On Friday, 21 August 2015 at 11:43:11 UTC, Steven Schveighoffer wrote:
On 8/21/15 7:34 AM, "Marc =?UTF-8?B?U2Now7x0eiI=?= <[email protected]>" wrote:
On Thursday, 20 August 2015 at 19:41:44 UTC, Jonathan M Davis wrote:
On Thursday, 20 August 2015 at 17:50:11 UTC, Steven Schveighoffer wrote:
if(arr != null)

Definitely don't do that. IMHO, "== null and "!= null" should be illegal. If you really want to check for null, then you need to use "is null" or "!is null", whereas if you want to check that an array is empty, check its length or call empty. By using "== null" or "!= null", you tend to give the false impression that you're checking
whether the object or array is null - which is not what you're
actually doing.

I disagree. `is null` is the one that should be illegal. `is` is supposed to do a bitwise comparison, but `null` is usually just a pointer/reference, while a slice consists of both a reference and a
length. Which of those are compared?

Both. null in this context is actually an array (with null pointer and zero length).

null is technically a no-type placeholder (defaulting to void * without context). In different contexts it means different things.

arr is null -> both pointer and length are 0
arr == null -> arr contains the same elements that null contains. arr.ptr == null -> arr contains a null pointer (length could technically be non-zero).

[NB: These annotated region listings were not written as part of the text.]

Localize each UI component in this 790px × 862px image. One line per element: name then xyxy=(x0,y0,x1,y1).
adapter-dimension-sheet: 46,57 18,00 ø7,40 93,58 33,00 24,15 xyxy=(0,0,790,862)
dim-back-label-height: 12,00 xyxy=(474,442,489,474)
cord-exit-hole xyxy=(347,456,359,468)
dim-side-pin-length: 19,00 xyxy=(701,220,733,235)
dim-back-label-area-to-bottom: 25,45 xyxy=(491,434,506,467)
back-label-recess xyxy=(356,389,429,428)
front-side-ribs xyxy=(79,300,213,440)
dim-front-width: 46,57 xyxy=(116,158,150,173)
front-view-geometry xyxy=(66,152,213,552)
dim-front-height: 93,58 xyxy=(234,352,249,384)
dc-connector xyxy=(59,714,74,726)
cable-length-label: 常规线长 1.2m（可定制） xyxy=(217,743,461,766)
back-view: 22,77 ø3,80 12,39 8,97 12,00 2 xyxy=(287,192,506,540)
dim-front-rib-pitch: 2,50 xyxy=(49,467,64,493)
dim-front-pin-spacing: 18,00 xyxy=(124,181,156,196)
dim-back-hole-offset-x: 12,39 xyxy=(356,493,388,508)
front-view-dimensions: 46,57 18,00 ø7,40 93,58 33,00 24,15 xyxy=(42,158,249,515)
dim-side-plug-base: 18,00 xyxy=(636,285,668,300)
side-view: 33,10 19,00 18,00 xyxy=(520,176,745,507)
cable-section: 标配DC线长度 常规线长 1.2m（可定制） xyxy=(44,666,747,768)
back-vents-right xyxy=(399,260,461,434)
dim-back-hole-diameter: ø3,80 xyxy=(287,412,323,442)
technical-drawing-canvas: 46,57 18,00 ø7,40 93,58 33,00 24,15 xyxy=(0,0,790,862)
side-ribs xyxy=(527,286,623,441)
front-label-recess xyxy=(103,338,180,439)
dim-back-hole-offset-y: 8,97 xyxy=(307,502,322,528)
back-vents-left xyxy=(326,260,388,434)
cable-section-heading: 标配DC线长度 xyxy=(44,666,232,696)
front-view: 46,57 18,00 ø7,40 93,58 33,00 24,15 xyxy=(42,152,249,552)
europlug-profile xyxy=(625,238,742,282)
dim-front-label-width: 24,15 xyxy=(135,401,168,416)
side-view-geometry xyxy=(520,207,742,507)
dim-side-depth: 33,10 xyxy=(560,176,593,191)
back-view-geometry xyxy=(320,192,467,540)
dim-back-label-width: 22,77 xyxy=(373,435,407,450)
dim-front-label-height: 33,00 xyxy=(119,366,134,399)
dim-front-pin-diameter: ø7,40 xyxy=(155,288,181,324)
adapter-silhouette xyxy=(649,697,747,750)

For all intents and purposes

arr is null

is equivalent to

arr.ptr is null

ptr is a read-only property, so you can only set the ptr to null if you set the array to null by assigning it null explicitly or by assigning it an array which is null. "is null" is how you're supposed to check pointers and references for null - explicitly comparing a class object to null with == is actually illegal - and I see no reason that arrays should be any different.

Regardless, using "is null" actually checks for whether an array is null, whereas "== null" checks whether it's empty and doesn't care about the ptr value - which is _not_ what most programmers are going to expect when you compare something against null.